On the other side, Wood is more optimistic about government bonds, saying a larger allocation to the asset class would stand investors, including retirement funds, in good stead.
“In the past, retirement funds have relied on bonds as safe investments with stable returns,” Wood says. “Funds relied on equities to do the heavy lifting in terms of returns.”
But now, he says, “bonds have outperformed South African equities”.
The FTSE/JSE midcap index, consisting of those stocks that generate the bulk of their sales and profits in South Africa, lost 4.3% over the past year. The FTSE/JSE all share index comparatively returned 9.3% – still underwhelming the 12% yield received on longer-dated debt.
Sean Neethling, head of research at Morningstar South Africa, describes the current anomaly in the local market: “South African equities are expected to deliver higher real returns so the spread [difference] over South African bonds is normally positive. While the differential was mostly below average last year, it turned negative in June [this year] suggesting that bonds are especially attractively priced.”
“Invest in bonds”
For Wood, this means one thing.
“Bonds deserve a higher allocation in an investment portfolio now,” Wood says. “If you look through the headwinds, bonds are going to do their traditional job and outperform.”
With the looming implementation of the two-pot system, planned now for March 1, 2025, retirement savers will be allowed to “seed” the savings pot with 10% of their current vested shares up to a maximum of R30 000.
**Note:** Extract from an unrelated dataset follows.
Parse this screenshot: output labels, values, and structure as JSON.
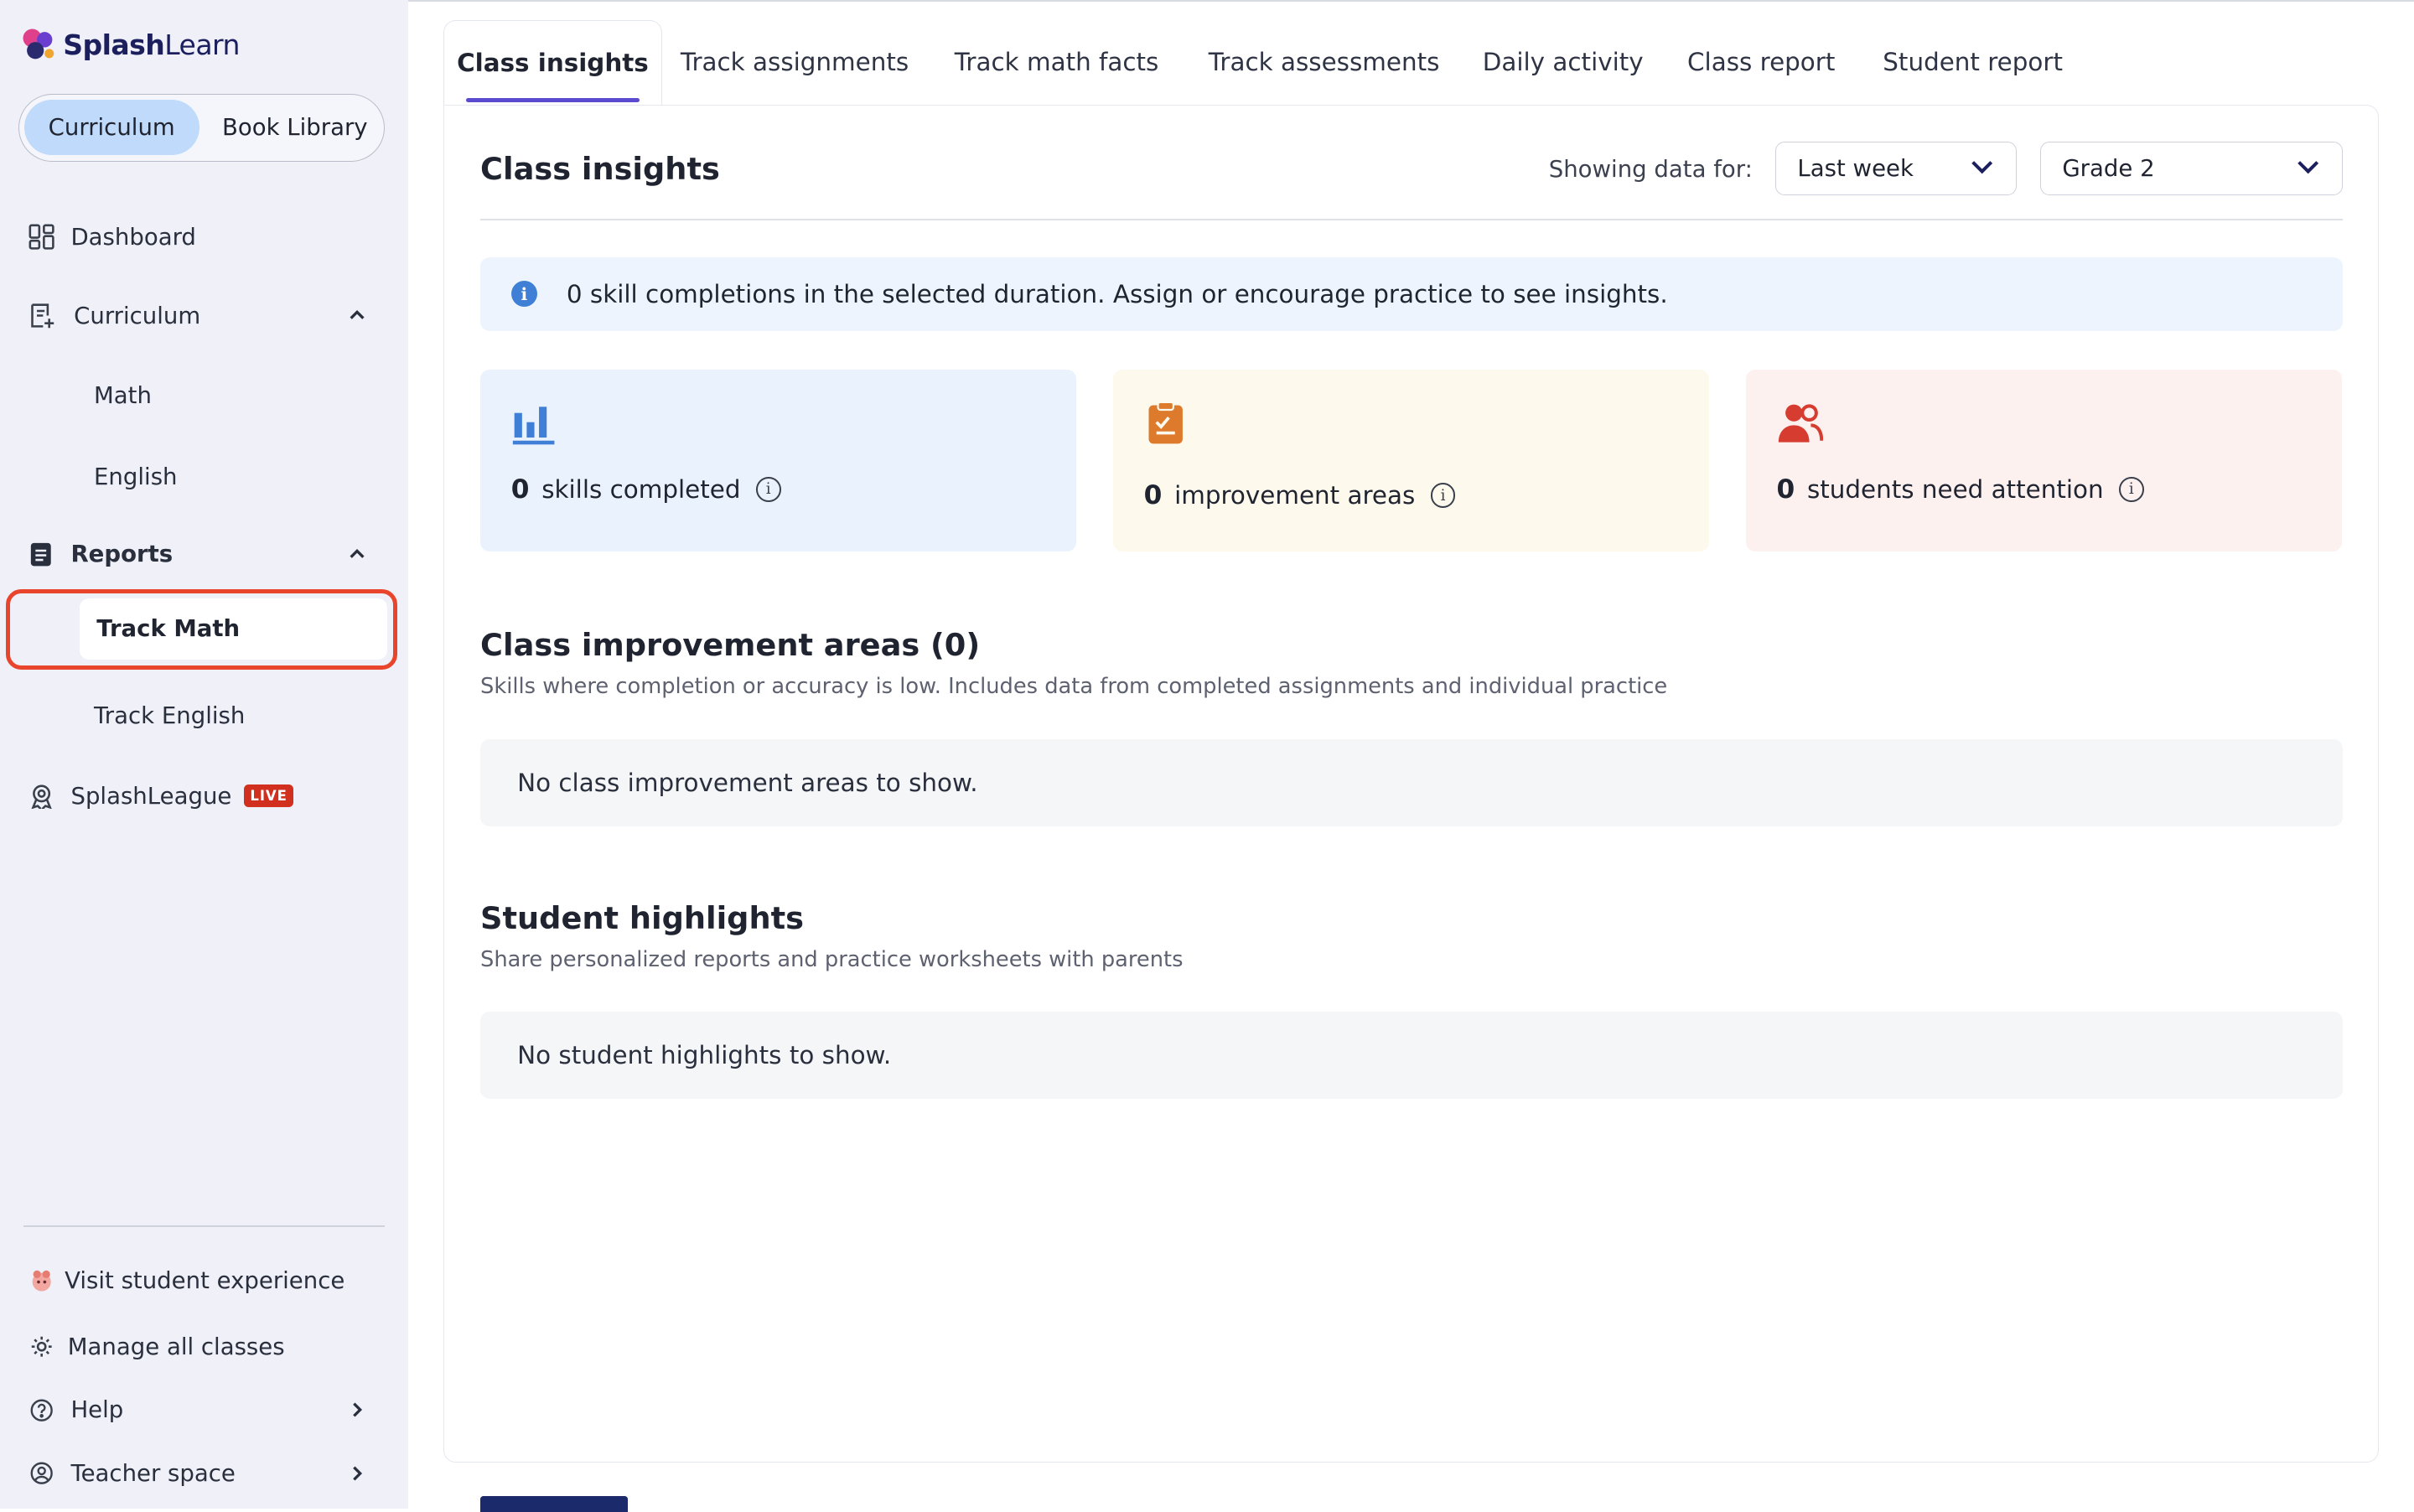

This foresees a large outflow of cash from retirement funds necessitating prudent liquidity planning.
Wood, however, says retirement funds should think twice before liquidating their bond holdings to address the payouts.
“If you have to provide for these cashouts, you may be tempted to choose the more liquid assets in the portfolio,” which include bonds, he says. “It would be a shame if funds sell their bonds and lose out on the opportunity to earn attractive returns. It will be the wrong time to sell bonds to meet liquidity demands.”
And, according to Wood, the bond market is more than liquid enough to handle a large liquidation of bonds to address cashouts.
“The daily turnover in the bond market is about R30bn,” he says. “The local bond market is substantially bigger than the largest estimate for cashouts that I’ve seen.”